Care must be taken to ensure that the patient is well centered laterally with respect to the gantry isocenter. The patient’s midline should be as close as possible to the middle of the scanner, because a patient mispositioned to the right or left of center will also interfere with the optimal functioning of the AEC. Mispositioning in this direction may also result in some anatomy at the extreme sides of the body not being included in the reconstructed image sets. The most extreme impact of lateral mispositioning is introduction of truncation artifacts if portions of the patient are outside the CT scan FOV.

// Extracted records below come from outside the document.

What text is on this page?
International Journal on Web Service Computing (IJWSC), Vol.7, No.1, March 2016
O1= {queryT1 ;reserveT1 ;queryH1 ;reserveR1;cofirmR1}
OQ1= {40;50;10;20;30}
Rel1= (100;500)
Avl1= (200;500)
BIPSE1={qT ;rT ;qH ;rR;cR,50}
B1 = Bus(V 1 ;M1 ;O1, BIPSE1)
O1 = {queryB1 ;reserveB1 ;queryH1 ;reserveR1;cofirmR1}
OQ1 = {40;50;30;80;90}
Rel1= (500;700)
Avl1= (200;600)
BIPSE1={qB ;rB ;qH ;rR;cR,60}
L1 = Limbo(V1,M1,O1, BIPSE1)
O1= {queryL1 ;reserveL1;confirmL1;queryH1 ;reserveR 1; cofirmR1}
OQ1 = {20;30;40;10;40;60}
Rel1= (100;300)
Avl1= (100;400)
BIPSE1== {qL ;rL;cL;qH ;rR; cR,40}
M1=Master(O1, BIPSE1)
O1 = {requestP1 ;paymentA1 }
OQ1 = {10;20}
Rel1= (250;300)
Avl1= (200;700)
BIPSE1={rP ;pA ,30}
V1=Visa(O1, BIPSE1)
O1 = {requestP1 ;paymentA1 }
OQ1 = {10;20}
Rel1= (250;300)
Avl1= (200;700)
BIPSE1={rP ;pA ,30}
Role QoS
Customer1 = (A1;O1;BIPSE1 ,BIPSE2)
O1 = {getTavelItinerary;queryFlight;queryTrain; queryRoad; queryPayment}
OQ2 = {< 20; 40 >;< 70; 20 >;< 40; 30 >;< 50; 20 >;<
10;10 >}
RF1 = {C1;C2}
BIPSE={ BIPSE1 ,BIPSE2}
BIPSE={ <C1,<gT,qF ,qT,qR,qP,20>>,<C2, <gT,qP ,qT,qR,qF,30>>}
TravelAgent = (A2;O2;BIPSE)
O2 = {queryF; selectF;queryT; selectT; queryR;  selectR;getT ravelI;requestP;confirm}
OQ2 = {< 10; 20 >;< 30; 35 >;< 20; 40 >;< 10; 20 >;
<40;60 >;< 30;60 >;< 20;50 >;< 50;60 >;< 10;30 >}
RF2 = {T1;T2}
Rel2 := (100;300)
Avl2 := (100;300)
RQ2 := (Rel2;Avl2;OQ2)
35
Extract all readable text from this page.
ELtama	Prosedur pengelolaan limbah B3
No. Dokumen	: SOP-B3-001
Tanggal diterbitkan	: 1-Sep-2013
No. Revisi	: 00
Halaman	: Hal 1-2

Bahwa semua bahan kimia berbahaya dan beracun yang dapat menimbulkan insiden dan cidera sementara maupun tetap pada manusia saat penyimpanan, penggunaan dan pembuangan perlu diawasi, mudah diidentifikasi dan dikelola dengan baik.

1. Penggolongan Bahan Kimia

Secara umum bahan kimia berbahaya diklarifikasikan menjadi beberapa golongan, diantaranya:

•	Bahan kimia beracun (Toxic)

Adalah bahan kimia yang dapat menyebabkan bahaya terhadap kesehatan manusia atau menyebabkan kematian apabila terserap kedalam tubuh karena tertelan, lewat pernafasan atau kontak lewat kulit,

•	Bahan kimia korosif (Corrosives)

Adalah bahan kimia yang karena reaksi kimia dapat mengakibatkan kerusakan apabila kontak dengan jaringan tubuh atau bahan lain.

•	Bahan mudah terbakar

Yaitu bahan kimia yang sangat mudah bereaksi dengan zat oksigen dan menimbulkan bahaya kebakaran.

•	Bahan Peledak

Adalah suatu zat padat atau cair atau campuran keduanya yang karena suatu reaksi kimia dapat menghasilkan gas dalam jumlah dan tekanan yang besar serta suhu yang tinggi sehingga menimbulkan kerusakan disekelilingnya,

Proper functioning of the AEC is an important driver of proper patient positioning vertically and laterally. This is in part because AEC systems are designed with the assumption that the patient is well centered, and situations in which assumptions are not met in CT scanning typically lead either to nonoptimal image quality or nonoptimal radiation dose. A vertically mispositioned patient will result in a CT localizer radiograph that either magnifies (if positioned above isocenter) or shrinks (if positioned below isocenter) the apparent size of the patient (assuming the tube is positioned above the patient for the localizer radiograph; the resulting magnification/minification scenarios are reversed if the tube is below the patient). Figure 2-3 shows an example of the change in apparent size of a patient due to vertical mispositioning. Many CT scanners use the size of the patient as determined by the CT localizer radiograph to inform the operation of the AEC system. If the patient is positioned below isocenter, the AEC system may adjust the planned radiation dose to fit the smaller apparent patient size of the localizer radiograph instead of matching the dose to the actual patient size. The result of this vertical centering error can be an increase in image of noise of 20% for a positioning error of 6 cm. A clinical example of the result of a patient positioned too low in the gantry is shown in Figure 2-4 . Positioning the patient above isocenter can lead to significant increases in patient radiation dose because the AEC system may adjust the dose modulation pan to fit the larger apparent size of the patient from the radiograph. Figure 2-5 presents an example of the result of a phantom purposely positioned too high in the gantry; the radiation dose used for the scans increased by 50% when the phantom was positioned above the gantry isocenter.